Meyerhoffer a déclaré aux députés en février qu’elle savait que les groupes de défense des droits de l’homme déconseillaient de déposer des plaintes auprès de son bureau et d’aller directement au tribunal, en partie par crainte de représailles de la part d’entreprises qui n’ont pas à coopérer avec son équipe.
« Parce que nous n’avons pas le pouvoir de contraindre, les organisations de la société civile ne recommandent pas à ceux avec qui elles travaillent de porter leur situation devant le CORE pour le règlement des différends », a-t-elle témoigné.
« Toutes les entreprises ne vont pas s’engager. La seule façon d’avancer et de faire un vrai travail approfondi serait d’avoir ces pouvoirs. »
Meyerhoffer est un avocat dont la carrière s’est concentrée à la fois sur le développement international des droits de la personne et sur le secteur pétrolier de l’Alberta.
Son bureau surveille les rôles de toute entité contrôlée directement ou indirectement par une entreprise canadienne, ce qui comprend les fournisseurs et entrepreneurs étrangers qui ne travaillent que pour une entreprise basée au Canada.
Le bureau a effectué ses propres examens des problèmes à l’étranger, comme une analyse de 10 entreprises canadiennes de vêtements opérant à l’extérieur du pays. Il a trouvé peu de chaînes d’approvisionnement suffisamment bien suivies pour détecter le travail des enfants, car beaucoup ne surveillent leurs systèmes que dans les étapes qui suivent la production de matières premières.
Les partis d’opposition ont critiqué Ottawa pour avoir à peine saisi les cargaisons de marchandises produites par le travail forcé.

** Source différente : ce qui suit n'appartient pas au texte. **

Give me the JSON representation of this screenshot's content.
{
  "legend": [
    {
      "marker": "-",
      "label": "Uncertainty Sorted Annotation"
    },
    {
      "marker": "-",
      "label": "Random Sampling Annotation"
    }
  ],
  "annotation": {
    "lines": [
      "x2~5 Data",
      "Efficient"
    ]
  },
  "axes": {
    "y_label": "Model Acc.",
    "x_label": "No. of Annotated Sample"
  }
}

Les États-Unis, en comparaison, ont saisi 1 530 cargaisons l’année dernière et ont finalement empêché 208 d’entre elles d’entrer dans le pays.
À la mi-2022, les Nations Unies ont constaté que la Chine avait commis « de graves violations des droits de l’homme » contre les Ouïghours et d’autres communautés musulmanes, en particulier des détentions arbitraires pouvant constituer des crimes contre l’humanité ».
L’ONU a déclaré que la Chine devait enquêter sur « les allégations de torture, de violences sexuelles, de mauvais traitements et de traitements médicaux forcés, ainsi que de travail forcé et les informations faisant état de décès en détention ».
Des groupes de défense ont averti que les produits en coton et en tomates en provenance de Chine pourraient être des produits du travail des esclaves ouïghours.
Le Premier ministre Justin Trudeau a déclaré qu’il attendait les enquêtes en cours avant de déterminer si la Chine commettait un génocide.
Pékin a rejeté ces rapports, les qualifiant de tentatives de salir une Chine montante. Mais le pays a sévèrement restreint les reportages des médias et l’analyse des droits de l’homme dans sa province du Xinjiang.
La Chine insiste sur le fait qu’elle met en place des camps de « rééducation » pour éliminer la radicalisation islamique après plusieurs attaques domestiques meurtrières.
Ce rapport de La Presse canadienne a été publié pour la première fois le 11 juillet 2023.